Forty-four respondents made open-ended comments at the end of the survey when asked, “Where do you see any other future growth possibilities for ergonomists?” These respondents identified some sectors not mentioned in the survey, such as nanoergonomics (nanotechnology and ergonomics), forensics, aerospace, utilities and geriatrics, and some topics not mentioned, such as
space tourism, “green” endeavors, and “smart” homes. Two respondents
predicted growth within the Department of Defense in human-systems integration but noted that not enough human factors people know the area well. Two respondents commented that the profession is becoming diluted by practitioners from other disciplines and that it would eventually be swallowed by a related discipline.
This was a fairly short survey, and the results should not be regarded
as anything more than an indication of the sentiment of Society members.
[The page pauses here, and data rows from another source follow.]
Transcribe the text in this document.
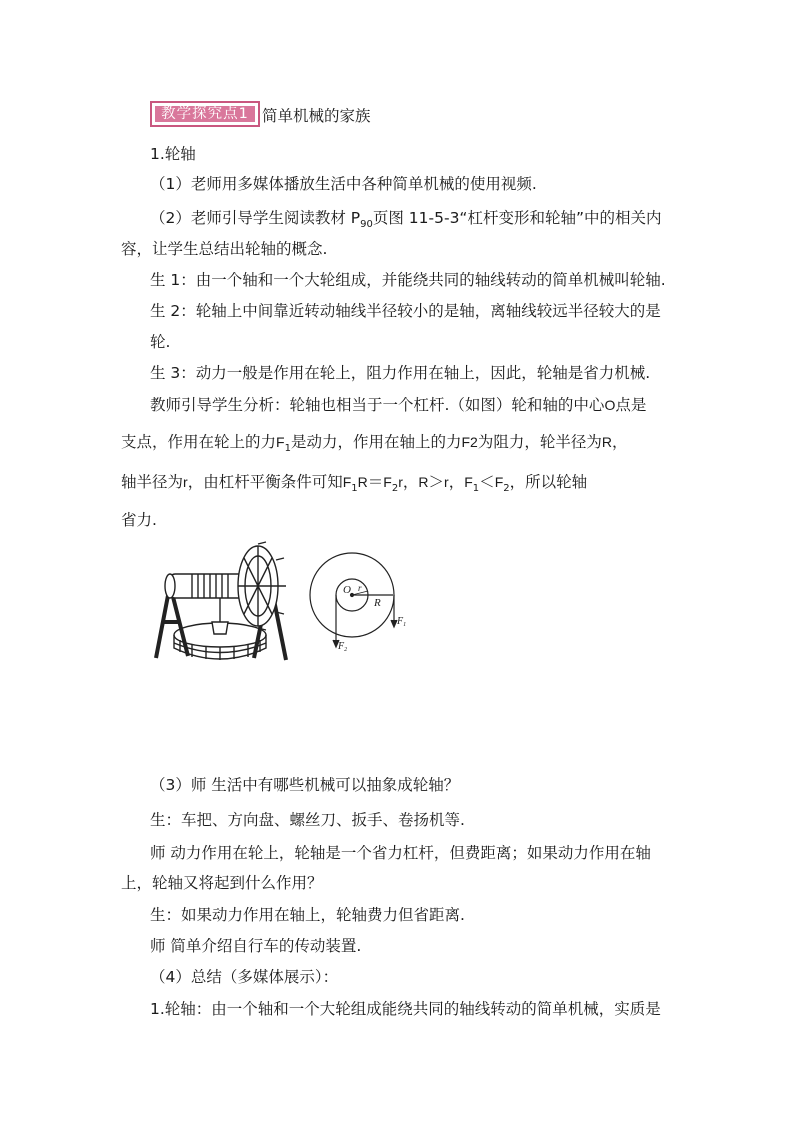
教学探究点1 简单机械的家族
1.轮轴
（1）老师用多媒体播放生活中各种简单机械的使用视频.
（2）老师引导学生阅读教材 $P_{90}$页图 11-5-3“杠杆变形和轮轴”中的相关内
容，让学生总结出轮轴的概念.
生 1：由一个轴和一个大轮组成，并能绕共同的轴线转动的简单机械叫轮轴.
生 2：轮轴上中间靠近转动轴线半径较小的是轴，离轴线较远半径较大的是
轮.
生 3：动力一般是作用在轮上，阻力作用在轴上，因此，轮轴是省力机械.
教师引导学生分析：轮轴也相当于一个杠杆.（如图）轮和轴的中心O点是
支点，作用在轮上的力$F_1$是动力，作用在轴上的力F2为阻力，轮半径为R，
轴半径为r，由杠杆平衡条件可知$F_1R=F_2r$，R＞r，$F_1<F_2$，所以轮轴
省力.
O r
R
$F_1$
$F_2$
（3）师 生活中有哪些机械可以抽象成轮轴？
生：车把、方向盘、螺丝刀、扳手、卷扬机等.
师 动力作用在轮上，轮轴是一个省力杠杆，但费距离；如果动力作用在轴
上，轮轴又将起到什么作用？
生：如果动力作用在轴上，轮轴费力但省距离.
师 简单介绍自行车的传动装置.
（4）总结（多媒体展示）：
1.轮轴：由一个轴和一个大轮组成能绕共同的轴线转动的简单机械，实质是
However, the good news is that this sentiment appears to be more positive than negative, and there seems to be a basis for optimism within the discipline. Interestingly, respondents noted growth in opportunities for ergonomics in nontraditional sectors, such as health care and consulting, with much less growth in the traditionally strong industrial sectors. This finding may
reflect the broader economic changes afoot in the U.S. economy;
the Bureau of Labor Statistics predicts a 20% decrease in manufacturing
and mining jobs compared with a roughly 70% increase
in health care and professional and business services and a 90%
increase in education (U.S. Department of Labor, 2007).